The county currently has no stake financially or otherwise in the program due to it retaining focus on inner-city cases. However, the county still needed to approve the resolution for the program. The Troup County Board of Commissioners approved the resolution at its meeting Tuesday night.
The ERP is an agreement between the juvenile court, LPD and trained professionals through an outside facility, West Georgia Counseling and Assessment. They would assist LPD with calls to the scene of family-related crises within the city limits of LaGrange.
“What we really have are a lot of mental health and behavioral issue, high-maintenance cases that take a lot of law enforcement’s time,” explained Judge Michael Key, who initiated the program.
Per the program’s description, the ERP is meant to reduce the trauma to which families and communities are exposed from repeated law enforcement interventions. It hopes too reduce the number of repeat calls that result in frequent and prolonged law enforcement responses to identified families and reduce the average time spent by law enforcement per call in response to situations within identified families.

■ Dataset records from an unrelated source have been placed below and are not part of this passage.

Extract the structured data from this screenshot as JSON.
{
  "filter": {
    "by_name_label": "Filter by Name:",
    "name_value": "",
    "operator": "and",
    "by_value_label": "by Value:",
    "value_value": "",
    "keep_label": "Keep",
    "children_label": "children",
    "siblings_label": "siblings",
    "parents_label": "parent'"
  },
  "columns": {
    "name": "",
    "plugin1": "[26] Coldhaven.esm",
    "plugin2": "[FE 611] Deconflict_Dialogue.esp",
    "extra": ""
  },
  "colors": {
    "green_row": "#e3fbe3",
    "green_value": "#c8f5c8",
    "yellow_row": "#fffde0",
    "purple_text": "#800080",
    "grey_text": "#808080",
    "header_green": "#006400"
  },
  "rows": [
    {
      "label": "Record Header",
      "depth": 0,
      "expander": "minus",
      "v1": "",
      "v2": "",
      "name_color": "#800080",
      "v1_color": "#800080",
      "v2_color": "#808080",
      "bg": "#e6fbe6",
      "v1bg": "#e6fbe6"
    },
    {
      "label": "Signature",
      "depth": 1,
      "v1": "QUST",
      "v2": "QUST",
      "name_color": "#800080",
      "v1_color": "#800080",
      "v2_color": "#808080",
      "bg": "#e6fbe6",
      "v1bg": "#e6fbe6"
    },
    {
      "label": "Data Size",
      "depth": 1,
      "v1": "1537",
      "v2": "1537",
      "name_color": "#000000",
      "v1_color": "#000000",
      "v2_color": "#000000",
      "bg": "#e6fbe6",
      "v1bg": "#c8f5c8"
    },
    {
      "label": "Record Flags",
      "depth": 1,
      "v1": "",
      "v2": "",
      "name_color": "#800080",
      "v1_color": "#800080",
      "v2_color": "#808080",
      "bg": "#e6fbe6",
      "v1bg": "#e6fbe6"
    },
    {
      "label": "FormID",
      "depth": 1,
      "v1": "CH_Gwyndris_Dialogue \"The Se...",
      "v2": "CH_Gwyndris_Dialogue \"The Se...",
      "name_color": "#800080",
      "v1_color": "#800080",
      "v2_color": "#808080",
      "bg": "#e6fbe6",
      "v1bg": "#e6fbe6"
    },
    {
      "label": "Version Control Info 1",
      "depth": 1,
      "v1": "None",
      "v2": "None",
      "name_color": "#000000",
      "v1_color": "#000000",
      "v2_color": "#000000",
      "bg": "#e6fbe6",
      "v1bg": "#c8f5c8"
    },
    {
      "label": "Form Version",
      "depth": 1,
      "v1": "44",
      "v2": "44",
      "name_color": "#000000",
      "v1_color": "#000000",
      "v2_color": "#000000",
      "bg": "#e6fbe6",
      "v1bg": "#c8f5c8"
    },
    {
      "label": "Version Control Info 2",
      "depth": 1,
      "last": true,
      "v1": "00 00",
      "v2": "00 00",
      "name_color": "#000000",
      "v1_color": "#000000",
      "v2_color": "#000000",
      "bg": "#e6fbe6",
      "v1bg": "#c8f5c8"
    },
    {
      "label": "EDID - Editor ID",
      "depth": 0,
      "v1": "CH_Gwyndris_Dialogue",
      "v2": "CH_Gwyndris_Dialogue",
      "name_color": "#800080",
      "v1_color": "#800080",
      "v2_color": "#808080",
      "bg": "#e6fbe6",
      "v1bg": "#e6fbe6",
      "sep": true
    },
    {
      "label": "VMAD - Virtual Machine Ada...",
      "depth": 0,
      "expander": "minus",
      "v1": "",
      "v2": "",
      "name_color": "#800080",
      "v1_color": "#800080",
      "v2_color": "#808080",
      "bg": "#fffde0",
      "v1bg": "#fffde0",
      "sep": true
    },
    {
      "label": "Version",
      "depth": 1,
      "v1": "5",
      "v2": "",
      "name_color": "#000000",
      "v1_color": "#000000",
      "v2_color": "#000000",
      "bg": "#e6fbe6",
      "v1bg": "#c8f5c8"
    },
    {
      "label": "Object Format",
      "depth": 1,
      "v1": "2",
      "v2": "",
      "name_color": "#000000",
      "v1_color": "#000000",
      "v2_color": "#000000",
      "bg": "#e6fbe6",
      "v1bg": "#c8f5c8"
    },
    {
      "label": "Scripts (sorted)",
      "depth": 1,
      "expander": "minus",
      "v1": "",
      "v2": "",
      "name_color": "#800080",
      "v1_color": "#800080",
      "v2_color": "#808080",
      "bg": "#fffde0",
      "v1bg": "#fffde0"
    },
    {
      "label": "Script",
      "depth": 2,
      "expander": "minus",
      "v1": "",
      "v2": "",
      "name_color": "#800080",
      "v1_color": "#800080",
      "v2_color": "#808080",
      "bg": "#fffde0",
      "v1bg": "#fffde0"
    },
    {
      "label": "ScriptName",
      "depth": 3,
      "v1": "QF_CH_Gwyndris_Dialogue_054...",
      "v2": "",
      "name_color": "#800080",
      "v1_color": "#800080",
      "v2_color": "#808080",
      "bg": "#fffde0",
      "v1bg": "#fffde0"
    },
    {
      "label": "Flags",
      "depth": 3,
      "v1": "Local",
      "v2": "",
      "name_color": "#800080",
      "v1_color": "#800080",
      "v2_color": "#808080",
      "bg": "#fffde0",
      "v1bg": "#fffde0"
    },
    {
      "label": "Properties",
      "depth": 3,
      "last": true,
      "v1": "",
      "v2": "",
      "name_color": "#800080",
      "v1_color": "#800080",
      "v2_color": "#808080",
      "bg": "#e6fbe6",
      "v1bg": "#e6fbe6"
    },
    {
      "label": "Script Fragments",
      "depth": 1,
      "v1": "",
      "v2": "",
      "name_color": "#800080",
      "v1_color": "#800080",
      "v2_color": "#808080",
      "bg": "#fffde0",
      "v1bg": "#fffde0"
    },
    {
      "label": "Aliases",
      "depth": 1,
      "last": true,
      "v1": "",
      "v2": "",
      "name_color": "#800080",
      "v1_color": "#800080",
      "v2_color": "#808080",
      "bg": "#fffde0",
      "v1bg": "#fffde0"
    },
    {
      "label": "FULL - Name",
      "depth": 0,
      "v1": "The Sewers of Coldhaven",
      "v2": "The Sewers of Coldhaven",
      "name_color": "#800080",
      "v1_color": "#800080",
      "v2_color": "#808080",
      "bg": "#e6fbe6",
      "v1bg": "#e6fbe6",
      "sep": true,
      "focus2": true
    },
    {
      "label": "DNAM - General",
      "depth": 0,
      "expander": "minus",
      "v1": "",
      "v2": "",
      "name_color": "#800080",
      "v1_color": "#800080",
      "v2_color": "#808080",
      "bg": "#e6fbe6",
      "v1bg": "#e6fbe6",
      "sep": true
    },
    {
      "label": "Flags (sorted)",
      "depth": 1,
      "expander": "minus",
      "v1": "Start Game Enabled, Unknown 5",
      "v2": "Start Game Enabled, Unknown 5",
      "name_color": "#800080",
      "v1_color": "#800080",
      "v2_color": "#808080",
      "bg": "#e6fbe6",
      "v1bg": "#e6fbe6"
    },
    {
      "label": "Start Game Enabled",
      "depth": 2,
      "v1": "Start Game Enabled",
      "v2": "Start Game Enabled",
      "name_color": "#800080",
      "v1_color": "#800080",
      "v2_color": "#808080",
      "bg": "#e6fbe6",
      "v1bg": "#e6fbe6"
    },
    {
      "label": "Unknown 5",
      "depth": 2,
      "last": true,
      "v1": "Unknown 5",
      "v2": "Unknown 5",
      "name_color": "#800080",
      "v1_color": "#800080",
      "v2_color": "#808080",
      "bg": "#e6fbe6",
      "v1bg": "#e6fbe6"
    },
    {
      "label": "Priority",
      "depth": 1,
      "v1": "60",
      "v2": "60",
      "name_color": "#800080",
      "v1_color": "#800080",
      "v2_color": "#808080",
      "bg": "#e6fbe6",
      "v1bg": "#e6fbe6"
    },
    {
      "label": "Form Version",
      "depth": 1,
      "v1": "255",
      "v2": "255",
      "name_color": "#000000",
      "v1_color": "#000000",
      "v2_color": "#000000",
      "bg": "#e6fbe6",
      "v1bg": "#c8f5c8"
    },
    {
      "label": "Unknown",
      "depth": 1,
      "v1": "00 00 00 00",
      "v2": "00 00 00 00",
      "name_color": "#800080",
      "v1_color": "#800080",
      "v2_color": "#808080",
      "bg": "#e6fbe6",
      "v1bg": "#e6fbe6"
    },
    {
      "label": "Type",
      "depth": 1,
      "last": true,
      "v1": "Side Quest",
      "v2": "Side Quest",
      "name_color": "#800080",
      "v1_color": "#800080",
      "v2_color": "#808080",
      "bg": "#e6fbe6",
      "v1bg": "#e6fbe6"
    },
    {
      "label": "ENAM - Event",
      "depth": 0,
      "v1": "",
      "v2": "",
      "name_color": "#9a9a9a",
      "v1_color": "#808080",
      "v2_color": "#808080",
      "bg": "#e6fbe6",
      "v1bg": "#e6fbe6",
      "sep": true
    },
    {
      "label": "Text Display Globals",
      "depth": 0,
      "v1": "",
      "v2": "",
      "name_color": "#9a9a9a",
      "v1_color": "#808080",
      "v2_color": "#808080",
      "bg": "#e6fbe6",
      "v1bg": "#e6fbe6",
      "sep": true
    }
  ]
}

Key said the idea came to fruition after a recent family-related case required a combined 16 hours from two LPD officers. He noted the issue officers faced was a mental and behavioral-related which the officers may not properly be able to assist with.
The LaGrange City Council agreed to fund the court’s $45,000 initial start in September. The amount, which covers the program’s first year, is a stopgap measure, Key said, and has the ability to fluctuate should the program continue.
The $45,000 will be broken up into two installments, said Troup County Juvenile Court Administrator Michelle Bowman, one in June 2022 and the second in December 2022.
“What [the group] who [designed] this program talked about is that there’s no way to know if it is enough money. So, they’re going to meet quarterly to gauge it to see what we need to do,” Bowman said. “If the money is still there in December, then [the group] has agreed to keep paying it into January 2023. But if the money is all spent up, then they’ll have to stop unless the city kicks in more money to complete the year.”